Volunteering: What’s In It for Your Business?

Volunteering might be the best or the worst thing you’ve ever done for your business because it might be building or destroying your brand simultaneously.

Have you ever heard the saying “give a busy person something to do and it will get done”? I’ve been volunteering as long as I can remember; in my youth and now in my professional life. Volunteering as an adult has a different set of challenges and expectations that are not always simple or “neat”. Depending on who you ask, you’d find differing opinions on whether volunteering is an asset or a distraction; for me it depends on what you hope to gain.

Perhaps carving out time away from work when hits ones pocketbook or one’s perceived ability to get ahead at work is what keeps some individuals from volunteering? However, as a “career volunteer” I’ve learned that the benefits long out way the sacrifices volunteers make when creatively sharing their most valued asset; time.

Still a non-believer, how about some examples?

  1. Have you ever hired or recommended an individual for employment based on your knowledge of how engaged they were as a volunteer?

I’ve recommended or hired folks based on my perceptions of their engagement as a volunteer. When we started the business, I reached out to a variety of contacts, many of which were folks I’d known only as a volunteer.  My response was often, “O, I know how hard you will work for free, so I have no problem recommending you to someone that might need your services”.

  1. Has there been a time when you could connect a client to an organization, agency or business that would benefit their goals and objectives as a result of someone you’d met via a civic group or other type of non profit organization?

‘Ya know… that’s called NETWORKING- when you can connect dots, you add value to your contacts. How often do you hear the phrase, “call Jane, she knows everyone.” Networking is still alive and thriving in organizations like local chambers of commerce and civic clubs because those are groups that share an interest in relationships and seek ways to cultivate strong roots within their community.

  1. What about “sneaky learning”?

As a teacher I deemed sneaky learning as the process of acquiring knowledge when you did not even plan to “learn”. Over the years I’ve heard rotary speakers on a variety of topics. By listening to these speakers, I’ve unintentionally left meetings a little smarter about my local and global community. Gathering different and relevant perspectives helps to focus ones vision and direction; it might even make them a more creative problem solver. Recently I was tasked with a project at work that initially seemed overwhelming, but when I thought the message this organization was seeking to define in a product I realized their message had been conveyed by several speakers I’d heard in the past year. My creativity kicked in, easily finding products that conveyed their message.

  1. Brand Ambassadors- for all of those that engage or do not engage as a volunteer they are unintentionally defining the brand of the business they represent. Consider that volunteering might be the best or the worst thing you’ve ever done for your business because it might be building or destroying your company brand simultaneously.

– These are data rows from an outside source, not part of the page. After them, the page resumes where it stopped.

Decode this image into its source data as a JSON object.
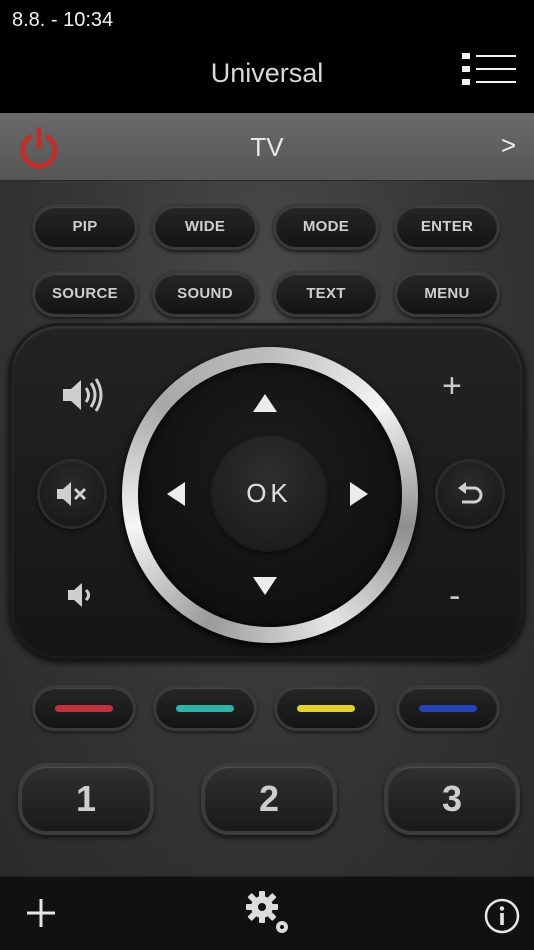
{
  "status": {
    "time": "8.8. - 10:34"
  },
  "header": {
    "title": "Universal"
  },
  "device_bar": {
    "device": "TV",
    "next": ">"
  },
  "function_buttons": {
    "row1": [
      "PIP",
      "WIDE",
      "MODE",
      "ENTER"
    ],
    "row2": [
      "SOURCE",
      "SOUND",
      "TEXT",
      "MENU"
    ]
  },
  "dpad": {
    "ok": "OK",
    "plus": "+",
    "minus": "-"
  },
  "color_buttons": [
    {
      "name": "red",
      "color": "#c0303c"
    },
    {
      "name": "green",
      "color": "#2fb3a8"
    },
    {
      "name": "yellow",
      "color": "#e3d02c"
    },
    {
      "name": "blue",
      "color": "#2643b5"
    }
  ],
  "number_buttons": [
    "1",
    "2",
    "3"
  ],
  "icons": {
    "menu": "list-menu-icon",
    "power": "power-icon",
    "volume_up": "volume-up-icon",
    "volume_down": "volume-down-icon",
    "mute": "mute-icon",
    "back": "back-icon",
    "add": "add-icon",
    "settings": "gear-icon",
    "info": "info-icon"
  },
  "colors": {
    "power": "#c0302b",
    "background": "#353535"
  }
}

Thursday was the annual Savor Apex event, a member benefit that showcases some of the fine choices we have for culinary delights within the Apex Chamber. I’d been asked to share my perspective about the chamber board responsibilities with a prospective new board member. Beyond the expected discussion about the investment of time away from business, I found myself providing a compelling example of business branding.

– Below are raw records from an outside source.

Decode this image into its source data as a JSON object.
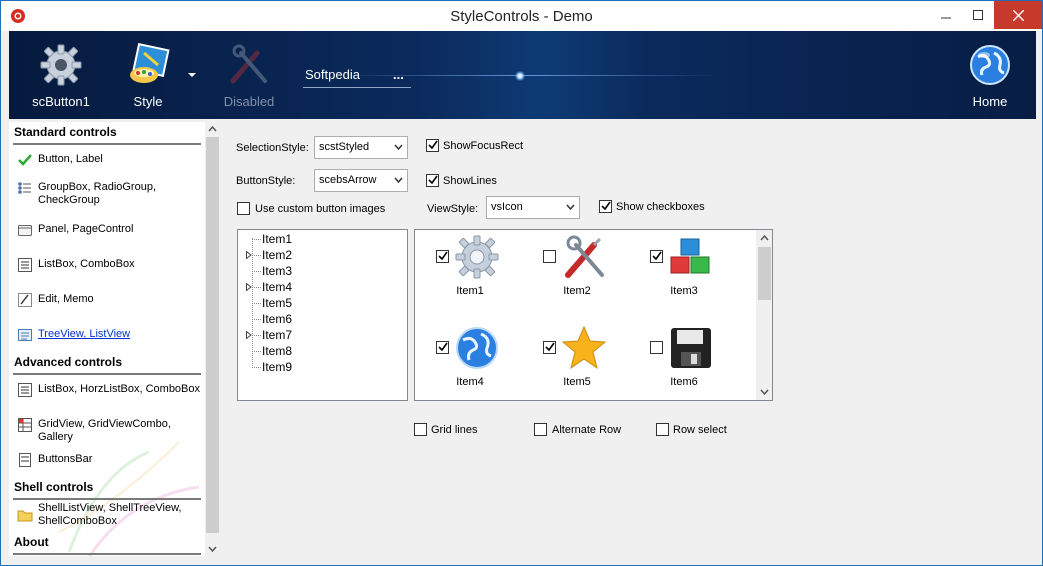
{
  "window": {
    "title": "StyleControls - Demo"
  },
  "toolbar": {
    "buttons": [
      {
        "label": "scButton1",
        "icon": "gear-icon"
      },
      {
        "label": "Style",
        "icon": "paint-icon"
      },
      {
        "label": "Disabled",
        "icon": "tools-icon"
      },
      {
        "label": "Home",
        "icon": "globe-icon"
      }
    ],
    "text": "Softpedia",
    "dots": "..."
  },
  "sidebar": {
    "categories": [
      {
        "title": "Standard controls"
      },
      {
        "title": "Advanced controls"
      },
      {
        "title": "Shell controls"
      },
      {
        "title": "About"
      }
    ],
    "items": [
      {
        "label": "Button, Label",
        "icon": "check-icon"
      },
      {
        "label": "GroupBox, RadioGroup, CheckGroup",
        "icon": "radio-list-icon"
      },
      {
        "label": "Panel, PageControl",
        "icon": "panel-icon"
      },
      {
        "label": "ListBox, ComboBox",
        "icon": "listbox-icon"
      },
      {
        "label": "Edit, Memo",
        "icon": "edit-icon"
      },
      {
        "label": "TreeView, ListView",
        "icon": "treeview-icon"
      },
      {
        "label": "ListBox, HorzListBox, ComboBox",
        "icon": "listbox-icon"
      },
      {
        "label": "GridView, GridViewCombo, Gallery",
        "icon": "grid-icon"
      },
      {
        "label": "ButtonsBar",
        "icon": "buttonsbar-icon"
      },
      {
        "label": "ShellListView, ShellTreeView, ShellComboBox",
        "icon": "folder-icon"
      }
    ],
    "selected_item": "TreeView, ListView"
  },
  "controls": {
    "selection_style_label": "SelectionStyle:",
    "selection_style_value": "scstStyled",
    "button_style_label": "ButtonStyle:",
    "button_style_value": "scebsArrow",
    "view_style_label": "ViewStyle:",
    "view_style_value": "vsIcon",
    "show_focus_rect": {
      "label": "ShowFocusRect",
      "checked": true
    },
    "show_lines": {
      "label": "ShowLines",
      "checked": true
    },
    "custom_button_images": {
      "label": "Use custom button images",
      "checked": false
    },
    "show_checkboxes": {
      "label": "Show checkboxes",
      "checked": true
    },
    "grid_lines": {
      "label": "Grid lines",
      "checked": false
    },
    "alternate_row": {
      "label": "Alternate Row",
      "checked": false
    },
    "row_select": {
      "label": "Row select",
      "checked": false
    }
  },
  "tree": {
    "items": [
      {
        "label": "Item1",
        "expandable": false
      },
      {
        "label": "Item2",
        "expandable": true
      },
      {
        "label": "Item3",
        "expandable": false
      },
      {
        "label": "Item4",
        "expandable": true
      },
      {
        "label": "Item5",
        "expandable": false
      },
      {
        "label": "Item6",
        "expandable": false
      },
      {
        "label": "Item7",
        "expandable": true
      },
      {
        "label": "Item8",
        "expandable": false
      },
      {
        "label": "Item9",
        "expandable": false
      }
    ]
  },
  "listview": {
    "items": [
      {
        "label": "Item1",
        "checked": true,
        "icon": "gear-icon"
      },
      {
        "label": "Item2",
        "checked": false,
        "icon": "tools-icon"
      },
      {
        "label": "Item3",
        "checked": true,
        "icon": "cubes-icon"
      },
      {
        "label": "Item4",
        "checked": true,
        "icon": "globe-icon"
      },
      {
        "label": "Item5",
        "checked": true,
        "icon": "star-icon"
      },
      {
        "label": "Item6",
        "checked": false,
        "icon": "floppy-icon"
      }
    ]
  }
}
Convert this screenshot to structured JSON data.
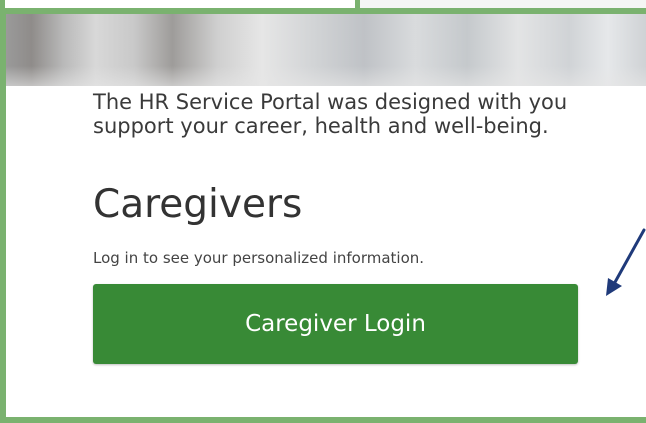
{
  "intro": {
    "line1": "The HR Service Portal was designed with you",
    "line2": "support your career, health and well-being."
  },
  "section": {
    "title": "Caregivers",
    "subtitle": "Log in to see your personalized information."
  },
  "login_button": {
    "label": "Caregiver Login"
  },
  "colors": {
    "accent": "#388a36",
    "frame": "#7ab26f",
    "arrow": "#1f3a7a"
  },
  "icons": {
    "annotation": "arrow-pointer-icon"
  }
}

Immediately I referenced a board member from EMC standing next to me, stating that when I think of large business interest in Apex I think of businesses like EMC. Why? I’ve served on the chamber board, Apex HS AOIT board, and the education committee for years with individuals from this company. The engagement of these individuals has left me with a positive view of EMC as a business supporting their community. Each of these employees has gone to bat for community projects and support for business development; EMC in turn has created time in their schedule to be flexible and accommodate time away from work. Additionally EMC has valued the perspective gained by their employees for the allocation of resources in their business community; such as increasing donations to our annual Book Bag Bonanza.

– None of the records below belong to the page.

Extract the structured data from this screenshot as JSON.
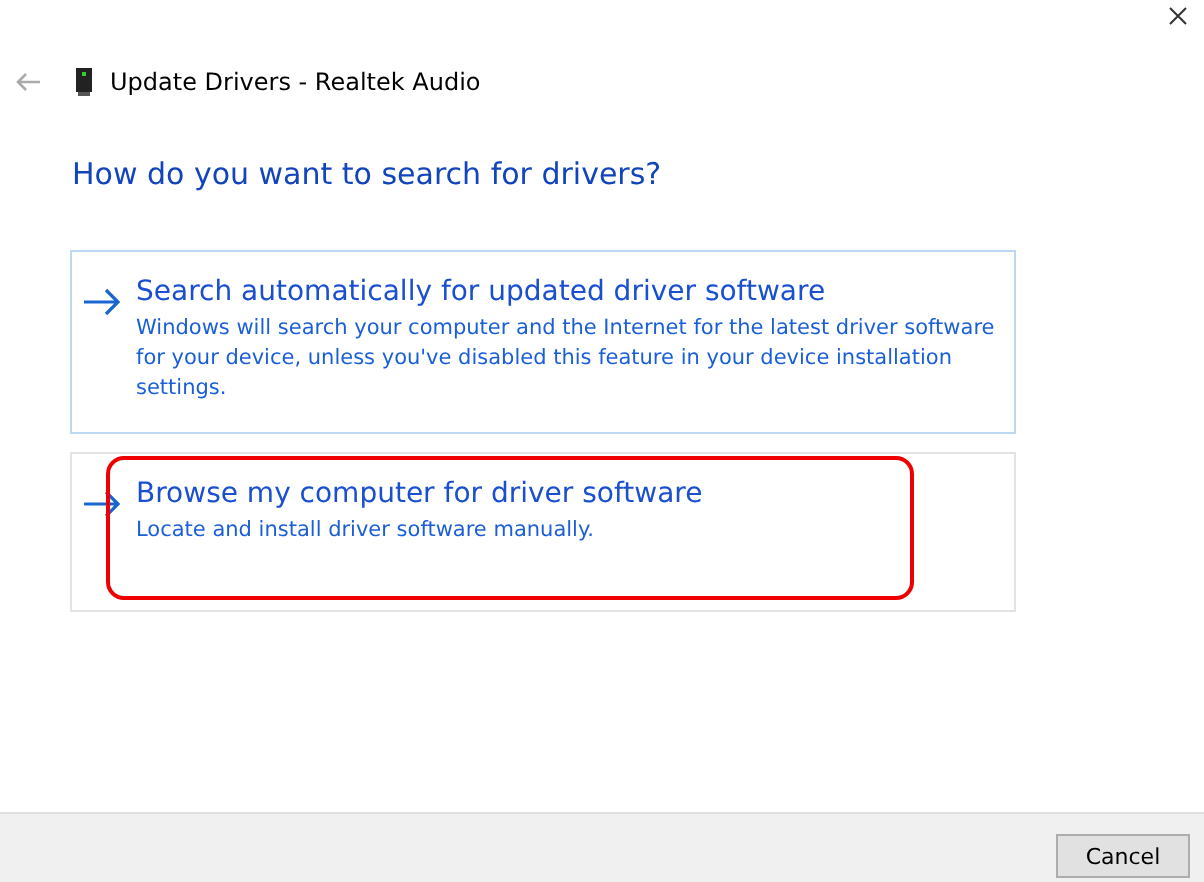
{
  "window": {
    "title": "Update Drivers - Realtek Audio"
  },
  "heading": "How do you want to search for drivers?",
  "options": [
    {
      "title": "Search automatically for updated driver software",
      "description": "Windows will search your computer and the Internet for the latest driver software for your device, unless you've disabled this feature in your device installation settings.",
      "highlighted": true,
      "circled": false
    },
    {
      "title": "Browse my computer for driver software",
      "description": "Locate and install driver software manually.",
      "highlighted": false,
      "circled": true
    }
  ],
  "buttons": [
    "Cancel"
  ]
}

Many large, mid size and small businesses in Apex have a corporate culture that is supportive of a variety of community projects. By adding a personal story to the face of a business, those businesses that are engaged in their community with a strong base of volunteers will stay top of mind thus creating a strong brand identity for their business. In turn, those individual volunteers will build trust within the community. So, before you pass on an opportunity to volunteer, think about the trust and value another individual sees for your time and talents when asking you to become an active voice within the business community; say YES! You might be surprised what you learn in the process.